Cement and Steel sectors are indirectly affected. Manufacturers like Lucky Cement, D.G. Khan Cement, Cherat Cement, Fauji Cement, Kohat Cement, Maple Leaf Cement, Pioneer Cement, Amreli Steels, International Steels, and Mughal Iron & Steel use furnace oil (a crude derivative) and electricity, whose costs can be influenced by global oil prices. Lower energy costs are positive, albeit with low influence. Additionally, the slowdown in inflation could foster a more stable economic environment, potentially boosting construction activity and demand for their products, which is a low-influence positive from the inflation driver.

Textile Composite companies like Gul Ahmed Textile, Interloop, Kohinoor Textile, and Nishat Mills also face significant energy costs. A reduction in crude prices could lead to lower fuel and power expenses, offering a low-influence positive impact.

Power Generation companies such as Hub Power, Kot Addu Power, K-Electric, and Nishat Power that rely on furnace oil or gas (whose prices can be linked to crude) for thermal generation could see a positive impact from lower fuel costs, though this is a low-influence effect.

Food & Personal Care companies including Colgate-Palmolive Pakistan, Engro Foods, National Foods, Nestle Pakistan, and Unilever Pakistan Foods could see improved consumer demand as lower inflation potentially boosts real purchasing power. This is a low-influence positive from the inflation driver.

Automobile Assemblers like Honda Atlas Cars, Indus Motor Company, Millat Tractors, and Pak Suzuki Motor could benefit from lower inflation. A more stable economic outlook and potential for future interest rate cuts could make auto financing more affordable, stimulating demand. This is a low-influence positive from the inflation driver.

Commercial Banks such as Habib Bank, MCB Bank, United Bank, Bank Alfalah, Bank Al Habib, Askari Bank, Faysal Bank, Meezan Bank, and National Bank of Pakistan could see a low-influence positive impact from the slowdown in inflation. While lower inflation could eventually lead to policy rate cuts that might compress net interest margins, the overall improvement in economic stability and potential for increased credit growth are generally beneficial for the banking sector.

What to watch

Investors should monitor the trajectory of international crude oil prices and any further developments in Middle East tensions.

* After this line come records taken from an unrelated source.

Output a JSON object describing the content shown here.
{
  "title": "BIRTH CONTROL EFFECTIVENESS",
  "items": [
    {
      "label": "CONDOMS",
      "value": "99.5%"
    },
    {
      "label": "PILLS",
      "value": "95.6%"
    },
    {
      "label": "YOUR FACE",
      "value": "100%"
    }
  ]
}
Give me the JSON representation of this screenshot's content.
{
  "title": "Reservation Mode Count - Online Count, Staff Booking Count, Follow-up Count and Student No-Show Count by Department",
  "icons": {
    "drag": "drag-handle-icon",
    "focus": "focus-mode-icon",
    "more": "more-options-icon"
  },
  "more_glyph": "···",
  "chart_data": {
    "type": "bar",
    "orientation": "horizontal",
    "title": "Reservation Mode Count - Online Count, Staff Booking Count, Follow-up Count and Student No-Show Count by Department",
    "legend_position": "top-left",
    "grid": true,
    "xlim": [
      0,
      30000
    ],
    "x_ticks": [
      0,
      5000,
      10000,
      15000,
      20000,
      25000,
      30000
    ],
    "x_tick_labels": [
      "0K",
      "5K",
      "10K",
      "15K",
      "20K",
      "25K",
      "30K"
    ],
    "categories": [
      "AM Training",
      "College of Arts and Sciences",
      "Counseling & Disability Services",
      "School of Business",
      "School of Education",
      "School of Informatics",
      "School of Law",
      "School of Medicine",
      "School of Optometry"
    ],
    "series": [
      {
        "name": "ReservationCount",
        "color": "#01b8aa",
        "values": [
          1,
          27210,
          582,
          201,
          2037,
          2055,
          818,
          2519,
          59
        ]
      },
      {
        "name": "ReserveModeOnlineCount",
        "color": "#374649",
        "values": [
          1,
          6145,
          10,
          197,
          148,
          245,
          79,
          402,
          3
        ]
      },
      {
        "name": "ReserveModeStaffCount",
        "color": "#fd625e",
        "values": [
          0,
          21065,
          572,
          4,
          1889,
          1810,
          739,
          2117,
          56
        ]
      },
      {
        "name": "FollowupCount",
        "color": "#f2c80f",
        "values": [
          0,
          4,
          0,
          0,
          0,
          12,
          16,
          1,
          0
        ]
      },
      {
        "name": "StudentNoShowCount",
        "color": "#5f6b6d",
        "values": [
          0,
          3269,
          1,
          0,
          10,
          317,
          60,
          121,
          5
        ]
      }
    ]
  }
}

Sustained lower oil prices would reinforce the current trends. For inflation, the upcoming monetary policy statements from the State Bank of Pakistan will be crucial to gauge whether the slowdown in CPI translates into actual policy rate adjustments, which would then have a more direct impact on interest-sensitive sectors like banks and those reliant on consumer financing. Further economic data on industrial output and consumer spending will also provide clarity on the broader impact of easing inflation.

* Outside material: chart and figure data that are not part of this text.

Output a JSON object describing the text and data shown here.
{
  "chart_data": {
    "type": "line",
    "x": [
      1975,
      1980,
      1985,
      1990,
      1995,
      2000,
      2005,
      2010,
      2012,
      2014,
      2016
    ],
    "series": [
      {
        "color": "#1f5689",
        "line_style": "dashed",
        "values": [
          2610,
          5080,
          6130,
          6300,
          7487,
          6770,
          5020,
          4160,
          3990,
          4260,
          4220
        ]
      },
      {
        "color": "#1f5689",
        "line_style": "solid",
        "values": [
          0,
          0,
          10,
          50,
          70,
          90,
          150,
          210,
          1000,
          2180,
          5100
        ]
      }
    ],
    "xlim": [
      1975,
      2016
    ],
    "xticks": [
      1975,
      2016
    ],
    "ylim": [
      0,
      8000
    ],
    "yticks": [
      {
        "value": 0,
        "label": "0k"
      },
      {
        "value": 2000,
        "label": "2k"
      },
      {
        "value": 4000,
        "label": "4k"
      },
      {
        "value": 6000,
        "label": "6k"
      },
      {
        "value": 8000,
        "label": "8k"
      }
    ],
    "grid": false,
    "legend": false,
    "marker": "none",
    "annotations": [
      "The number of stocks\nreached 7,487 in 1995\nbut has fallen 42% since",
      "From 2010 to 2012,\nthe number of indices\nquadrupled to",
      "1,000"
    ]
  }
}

Frequently asked questions

What caused the KSE-100 index to climb this week?

The KSE-100 index rose due to easing international crude oil prices, a de-escalation of geopolitical tensions in the Middle East, and a reported slowdown in inflation.

How do lower oil prices affect PSX companies?

Lower oil prices are generally negative for oil and gas exploration and production (E&P) companies as their revenues are linked to crude prices. Conversely, refineries and oil marketing companies (OMCs) typically see a positive impact from reduced input costs.

Which sectors benefit from lower inflation?

A slowdown in inflation can positively impact consumer-facing companies, automobile assemblers, and construction-related sectors like cement and steel, as it can boost purchasing power and potentially lead to lower financing costs.

Is the Middle East de-escalation good for the market?

Yes, the de-escalation of geopolitical tensions in the Middle East is generally positive for market sentiment as it reduces overall political risk and contributes to the easing of crude oil prices.

Informational only — not investment advice. Sentiment reflects news exposure, not a buy/sell recommendation or price forecast. Do your own research and consult a licensed professional.